The U.S. Department of Agriculture continues its investigation into a case of mad cow disease at a farm near Yakima, Wash. It's the first case of the fatal disease in the United Sates. Officials believe it's an isolated case.

Beef from the plant that processed the infected animal has been recalled, with shipments traced to California, Oregon, Nevada, Washington, Hawaii, Alaska, Montana, Idaho and Guam.

USDA officials maintain beef products are safe, saying if consumers have already eaten recalled beef, they shouldn't worry.
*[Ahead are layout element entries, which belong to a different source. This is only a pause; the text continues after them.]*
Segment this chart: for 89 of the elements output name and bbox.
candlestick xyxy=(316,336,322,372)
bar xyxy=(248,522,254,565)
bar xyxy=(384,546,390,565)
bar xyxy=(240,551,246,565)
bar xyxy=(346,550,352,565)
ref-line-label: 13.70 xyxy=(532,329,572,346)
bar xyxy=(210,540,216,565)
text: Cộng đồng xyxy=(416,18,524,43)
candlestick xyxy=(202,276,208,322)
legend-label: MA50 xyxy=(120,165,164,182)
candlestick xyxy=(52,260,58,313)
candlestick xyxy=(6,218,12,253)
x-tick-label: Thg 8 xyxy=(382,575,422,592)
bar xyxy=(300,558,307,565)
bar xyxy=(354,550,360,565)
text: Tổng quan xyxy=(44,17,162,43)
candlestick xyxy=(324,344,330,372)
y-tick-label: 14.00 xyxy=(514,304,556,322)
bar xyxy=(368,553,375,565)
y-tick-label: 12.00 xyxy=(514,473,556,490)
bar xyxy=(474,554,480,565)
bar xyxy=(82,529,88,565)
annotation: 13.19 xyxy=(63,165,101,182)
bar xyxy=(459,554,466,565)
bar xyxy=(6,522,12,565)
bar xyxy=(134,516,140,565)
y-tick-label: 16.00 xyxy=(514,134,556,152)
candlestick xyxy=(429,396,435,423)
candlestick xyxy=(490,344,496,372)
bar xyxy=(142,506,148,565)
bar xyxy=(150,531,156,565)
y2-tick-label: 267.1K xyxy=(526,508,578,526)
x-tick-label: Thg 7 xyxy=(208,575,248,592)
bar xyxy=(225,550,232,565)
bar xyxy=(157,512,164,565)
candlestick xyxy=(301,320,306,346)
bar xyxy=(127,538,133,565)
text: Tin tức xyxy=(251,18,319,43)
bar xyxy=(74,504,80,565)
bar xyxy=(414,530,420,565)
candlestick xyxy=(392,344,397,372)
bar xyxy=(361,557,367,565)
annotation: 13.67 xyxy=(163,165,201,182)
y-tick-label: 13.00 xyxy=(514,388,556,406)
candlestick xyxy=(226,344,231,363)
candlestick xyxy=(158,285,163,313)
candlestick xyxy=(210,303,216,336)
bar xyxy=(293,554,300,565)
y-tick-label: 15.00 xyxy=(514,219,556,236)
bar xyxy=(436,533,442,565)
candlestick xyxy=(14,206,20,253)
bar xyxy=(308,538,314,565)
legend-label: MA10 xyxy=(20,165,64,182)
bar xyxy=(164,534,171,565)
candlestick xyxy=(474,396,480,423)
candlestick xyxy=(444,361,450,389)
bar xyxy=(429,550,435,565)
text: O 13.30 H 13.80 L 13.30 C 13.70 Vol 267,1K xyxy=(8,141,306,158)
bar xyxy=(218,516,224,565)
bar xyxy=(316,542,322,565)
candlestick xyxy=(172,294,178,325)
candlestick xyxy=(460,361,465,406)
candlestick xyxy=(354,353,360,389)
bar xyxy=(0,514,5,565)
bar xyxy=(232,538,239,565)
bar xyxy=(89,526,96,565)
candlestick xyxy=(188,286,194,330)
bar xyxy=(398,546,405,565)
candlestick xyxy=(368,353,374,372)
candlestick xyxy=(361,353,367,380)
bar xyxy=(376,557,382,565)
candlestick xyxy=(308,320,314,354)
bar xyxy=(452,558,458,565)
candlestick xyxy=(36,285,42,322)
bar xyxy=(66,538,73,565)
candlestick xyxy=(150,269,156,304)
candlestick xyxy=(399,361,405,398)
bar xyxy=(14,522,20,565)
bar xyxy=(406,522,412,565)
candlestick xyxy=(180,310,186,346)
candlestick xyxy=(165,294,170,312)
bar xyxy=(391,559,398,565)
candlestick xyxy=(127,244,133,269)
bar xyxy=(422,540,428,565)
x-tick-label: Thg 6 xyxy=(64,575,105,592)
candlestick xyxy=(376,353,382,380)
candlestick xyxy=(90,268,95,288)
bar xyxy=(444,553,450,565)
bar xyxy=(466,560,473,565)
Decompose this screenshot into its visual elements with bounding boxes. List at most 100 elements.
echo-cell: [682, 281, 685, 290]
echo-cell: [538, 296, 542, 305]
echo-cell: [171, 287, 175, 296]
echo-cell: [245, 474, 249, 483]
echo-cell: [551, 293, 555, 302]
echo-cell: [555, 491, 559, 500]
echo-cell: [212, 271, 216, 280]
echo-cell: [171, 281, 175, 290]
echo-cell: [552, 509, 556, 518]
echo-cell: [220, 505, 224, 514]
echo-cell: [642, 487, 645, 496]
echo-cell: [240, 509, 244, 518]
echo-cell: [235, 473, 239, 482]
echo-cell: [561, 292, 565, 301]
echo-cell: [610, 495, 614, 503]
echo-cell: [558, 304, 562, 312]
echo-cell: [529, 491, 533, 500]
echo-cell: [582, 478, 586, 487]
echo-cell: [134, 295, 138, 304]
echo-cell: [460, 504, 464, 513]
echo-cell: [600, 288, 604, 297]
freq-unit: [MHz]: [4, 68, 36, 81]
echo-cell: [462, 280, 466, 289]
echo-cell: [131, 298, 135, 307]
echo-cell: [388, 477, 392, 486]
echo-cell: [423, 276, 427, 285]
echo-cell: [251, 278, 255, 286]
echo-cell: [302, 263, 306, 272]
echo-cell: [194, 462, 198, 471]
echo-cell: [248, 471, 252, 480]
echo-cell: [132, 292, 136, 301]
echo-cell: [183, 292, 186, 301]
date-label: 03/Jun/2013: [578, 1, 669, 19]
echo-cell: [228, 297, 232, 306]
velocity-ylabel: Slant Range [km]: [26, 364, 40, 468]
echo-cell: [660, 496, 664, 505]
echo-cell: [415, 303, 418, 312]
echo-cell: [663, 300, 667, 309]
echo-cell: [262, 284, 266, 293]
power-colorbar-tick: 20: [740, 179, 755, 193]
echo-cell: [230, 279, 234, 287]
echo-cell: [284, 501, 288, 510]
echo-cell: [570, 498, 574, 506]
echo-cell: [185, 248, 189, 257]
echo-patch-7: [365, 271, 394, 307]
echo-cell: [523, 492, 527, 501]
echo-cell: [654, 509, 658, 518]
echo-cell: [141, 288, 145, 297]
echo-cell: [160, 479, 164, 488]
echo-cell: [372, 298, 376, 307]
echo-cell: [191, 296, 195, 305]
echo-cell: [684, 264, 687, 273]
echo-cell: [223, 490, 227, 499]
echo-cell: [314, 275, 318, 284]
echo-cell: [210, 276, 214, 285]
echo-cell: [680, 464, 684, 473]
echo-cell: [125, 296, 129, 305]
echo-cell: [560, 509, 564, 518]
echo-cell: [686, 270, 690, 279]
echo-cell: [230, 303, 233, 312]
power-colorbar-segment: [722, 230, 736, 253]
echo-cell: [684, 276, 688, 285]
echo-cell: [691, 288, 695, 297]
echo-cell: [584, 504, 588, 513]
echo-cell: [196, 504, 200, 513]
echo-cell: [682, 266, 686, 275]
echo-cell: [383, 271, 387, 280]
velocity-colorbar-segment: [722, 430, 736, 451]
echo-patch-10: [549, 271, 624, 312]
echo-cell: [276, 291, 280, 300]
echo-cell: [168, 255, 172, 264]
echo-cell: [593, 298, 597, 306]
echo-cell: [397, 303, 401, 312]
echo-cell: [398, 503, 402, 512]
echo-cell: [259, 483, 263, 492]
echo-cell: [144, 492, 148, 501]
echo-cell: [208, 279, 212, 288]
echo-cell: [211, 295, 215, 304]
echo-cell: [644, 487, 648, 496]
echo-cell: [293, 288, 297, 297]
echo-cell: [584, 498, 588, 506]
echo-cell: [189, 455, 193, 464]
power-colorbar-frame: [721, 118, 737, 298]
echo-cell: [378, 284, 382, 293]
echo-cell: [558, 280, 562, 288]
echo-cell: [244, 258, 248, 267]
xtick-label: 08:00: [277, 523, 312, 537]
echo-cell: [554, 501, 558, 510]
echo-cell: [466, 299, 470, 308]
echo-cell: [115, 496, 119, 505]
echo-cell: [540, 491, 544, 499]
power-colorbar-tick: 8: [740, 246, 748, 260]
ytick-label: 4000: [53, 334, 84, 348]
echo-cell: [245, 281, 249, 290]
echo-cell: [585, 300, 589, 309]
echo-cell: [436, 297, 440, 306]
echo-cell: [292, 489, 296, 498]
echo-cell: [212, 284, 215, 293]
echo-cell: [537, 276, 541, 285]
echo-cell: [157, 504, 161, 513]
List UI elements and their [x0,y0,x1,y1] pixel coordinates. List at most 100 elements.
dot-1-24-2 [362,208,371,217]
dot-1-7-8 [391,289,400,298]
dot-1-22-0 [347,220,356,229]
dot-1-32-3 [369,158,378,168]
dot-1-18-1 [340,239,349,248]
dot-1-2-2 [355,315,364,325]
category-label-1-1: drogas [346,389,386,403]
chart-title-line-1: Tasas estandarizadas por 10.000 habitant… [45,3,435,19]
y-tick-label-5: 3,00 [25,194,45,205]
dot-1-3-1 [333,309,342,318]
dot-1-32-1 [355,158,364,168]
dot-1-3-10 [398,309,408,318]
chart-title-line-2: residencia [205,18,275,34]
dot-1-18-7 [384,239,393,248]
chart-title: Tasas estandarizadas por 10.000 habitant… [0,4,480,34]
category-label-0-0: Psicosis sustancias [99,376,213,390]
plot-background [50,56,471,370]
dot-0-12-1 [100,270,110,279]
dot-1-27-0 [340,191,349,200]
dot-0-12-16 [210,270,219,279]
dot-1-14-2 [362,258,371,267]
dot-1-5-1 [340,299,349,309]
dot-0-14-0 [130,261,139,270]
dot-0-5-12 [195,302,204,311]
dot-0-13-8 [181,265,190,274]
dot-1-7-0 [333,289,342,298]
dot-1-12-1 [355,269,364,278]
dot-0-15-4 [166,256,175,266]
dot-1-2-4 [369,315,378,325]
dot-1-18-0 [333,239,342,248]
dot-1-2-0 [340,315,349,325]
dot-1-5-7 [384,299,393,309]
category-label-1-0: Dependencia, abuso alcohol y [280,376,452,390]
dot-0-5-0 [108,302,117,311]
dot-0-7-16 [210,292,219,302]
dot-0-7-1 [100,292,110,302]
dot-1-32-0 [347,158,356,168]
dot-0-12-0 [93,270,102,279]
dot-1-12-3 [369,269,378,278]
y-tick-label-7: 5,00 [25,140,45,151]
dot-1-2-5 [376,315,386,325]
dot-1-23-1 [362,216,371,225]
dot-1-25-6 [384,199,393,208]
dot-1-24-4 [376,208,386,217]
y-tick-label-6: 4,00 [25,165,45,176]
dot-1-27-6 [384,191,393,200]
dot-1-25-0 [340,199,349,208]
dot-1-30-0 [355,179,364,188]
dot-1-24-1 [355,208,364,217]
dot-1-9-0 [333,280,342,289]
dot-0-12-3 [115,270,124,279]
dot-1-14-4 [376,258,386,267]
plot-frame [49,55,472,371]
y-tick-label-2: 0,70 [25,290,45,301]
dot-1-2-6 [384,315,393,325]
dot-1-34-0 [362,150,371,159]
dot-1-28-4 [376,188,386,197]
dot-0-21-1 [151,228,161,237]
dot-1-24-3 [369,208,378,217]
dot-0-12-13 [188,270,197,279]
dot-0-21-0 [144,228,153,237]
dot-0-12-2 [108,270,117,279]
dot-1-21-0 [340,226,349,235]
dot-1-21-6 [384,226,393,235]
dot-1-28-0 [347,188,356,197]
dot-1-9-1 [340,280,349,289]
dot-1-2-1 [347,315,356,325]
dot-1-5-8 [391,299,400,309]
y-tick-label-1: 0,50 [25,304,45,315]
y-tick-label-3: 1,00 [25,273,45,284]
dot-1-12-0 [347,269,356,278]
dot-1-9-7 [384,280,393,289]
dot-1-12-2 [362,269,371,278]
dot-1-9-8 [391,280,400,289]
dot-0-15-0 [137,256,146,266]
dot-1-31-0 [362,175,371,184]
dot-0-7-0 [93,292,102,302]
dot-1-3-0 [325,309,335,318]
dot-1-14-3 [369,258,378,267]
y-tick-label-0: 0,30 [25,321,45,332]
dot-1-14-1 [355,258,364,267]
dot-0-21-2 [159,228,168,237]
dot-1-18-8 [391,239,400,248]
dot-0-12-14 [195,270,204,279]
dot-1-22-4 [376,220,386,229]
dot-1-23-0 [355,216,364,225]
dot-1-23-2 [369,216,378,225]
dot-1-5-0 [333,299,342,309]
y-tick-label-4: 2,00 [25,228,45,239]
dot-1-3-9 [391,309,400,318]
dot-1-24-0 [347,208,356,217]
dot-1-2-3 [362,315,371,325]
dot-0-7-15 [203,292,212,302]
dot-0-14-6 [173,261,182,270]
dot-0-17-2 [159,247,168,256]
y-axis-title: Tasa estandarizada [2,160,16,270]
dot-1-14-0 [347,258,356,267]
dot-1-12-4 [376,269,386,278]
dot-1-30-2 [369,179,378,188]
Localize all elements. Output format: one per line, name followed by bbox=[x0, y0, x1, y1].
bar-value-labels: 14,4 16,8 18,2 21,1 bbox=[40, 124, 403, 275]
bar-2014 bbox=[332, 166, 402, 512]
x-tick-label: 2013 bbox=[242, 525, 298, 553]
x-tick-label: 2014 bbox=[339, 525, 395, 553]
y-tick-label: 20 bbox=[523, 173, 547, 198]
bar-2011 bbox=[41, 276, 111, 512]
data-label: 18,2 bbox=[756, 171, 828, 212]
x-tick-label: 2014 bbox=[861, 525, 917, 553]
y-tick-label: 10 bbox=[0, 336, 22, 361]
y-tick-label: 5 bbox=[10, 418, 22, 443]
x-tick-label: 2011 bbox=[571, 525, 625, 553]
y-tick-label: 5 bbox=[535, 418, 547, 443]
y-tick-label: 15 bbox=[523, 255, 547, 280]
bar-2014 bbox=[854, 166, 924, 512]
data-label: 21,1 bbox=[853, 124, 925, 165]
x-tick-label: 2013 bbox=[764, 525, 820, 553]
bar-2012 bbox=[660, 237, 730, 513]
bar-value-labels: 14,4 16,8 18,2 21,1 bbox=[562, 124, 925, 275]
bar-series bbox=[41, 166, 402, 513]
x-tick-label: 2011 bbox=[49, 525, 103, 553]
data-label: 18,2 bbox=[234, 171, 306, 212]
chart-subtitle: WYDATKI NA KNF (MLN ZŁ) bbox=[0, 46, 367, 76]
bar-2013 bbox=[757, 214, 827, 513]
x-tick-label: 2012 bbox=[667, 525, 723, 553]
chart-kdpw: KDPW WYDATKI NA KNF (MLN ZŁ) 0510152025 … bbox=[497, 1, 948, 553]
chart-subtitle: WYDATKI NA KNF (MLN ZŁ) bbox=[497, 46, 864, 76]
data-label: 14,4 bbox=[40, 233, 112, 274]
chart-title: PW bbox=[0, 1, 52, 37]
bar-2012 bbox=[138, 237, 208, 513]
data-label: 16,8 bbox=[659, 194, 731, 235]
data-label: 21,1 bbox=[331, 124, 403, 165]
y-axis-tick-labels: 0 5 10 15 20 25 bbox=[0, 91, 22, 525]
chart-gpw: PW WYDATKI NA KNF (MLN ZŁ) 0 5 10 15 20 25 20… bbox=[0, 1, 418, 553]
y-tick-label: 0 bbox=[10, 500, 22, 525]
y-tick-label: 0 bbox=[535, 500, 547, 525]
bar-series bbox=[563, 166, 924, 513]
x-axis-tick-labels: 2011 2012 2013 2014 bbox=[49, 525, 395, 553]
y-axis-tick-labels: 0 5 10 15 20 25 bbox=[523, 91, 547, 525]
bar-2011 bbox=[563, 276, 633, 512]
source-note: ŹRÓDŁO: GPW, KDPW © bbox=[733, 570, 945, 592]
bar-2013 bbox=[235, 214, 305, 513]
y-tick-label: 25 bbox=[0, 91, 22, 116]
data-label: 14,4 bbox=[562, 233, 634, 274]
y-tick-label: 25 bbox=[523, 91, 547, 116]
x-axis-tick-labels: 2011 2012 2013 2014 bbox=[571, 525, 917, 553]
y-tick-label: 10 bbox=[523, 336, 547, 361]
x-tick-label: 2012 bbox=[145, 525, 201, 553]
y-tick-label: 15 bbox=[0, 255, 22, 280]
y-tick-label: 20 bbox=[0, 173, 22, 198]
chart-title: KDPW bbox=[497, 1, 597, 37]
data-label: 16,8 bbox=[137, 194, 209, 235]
Only brain, spinal cord and nervous system tissue -- which is separated from beef at processing plants -- can transmit the disease to humans.

Despite USDA assurances, more than a dozen nations, including top buyers of U.S. beef -- Japan, Mexico and South Korea -- have halted imports.

The infectious agent that causes mad cow disease, also known as BSE (bovine spongiform encephalopathy), can lead to a fatal disease in people. Research suggests humans contract a form of the disease, known as variant Creutzfeldt-Jakob, by eating beef products contaminated with BSE. Cows can get the disease when they're fed ground-up carcasses of cows with BSE. The U.S. government bans feeding animal parts to animals.

Earlier this year, a single contaminated cow was found in Canada, but investigators are still unsure how that animal became infected.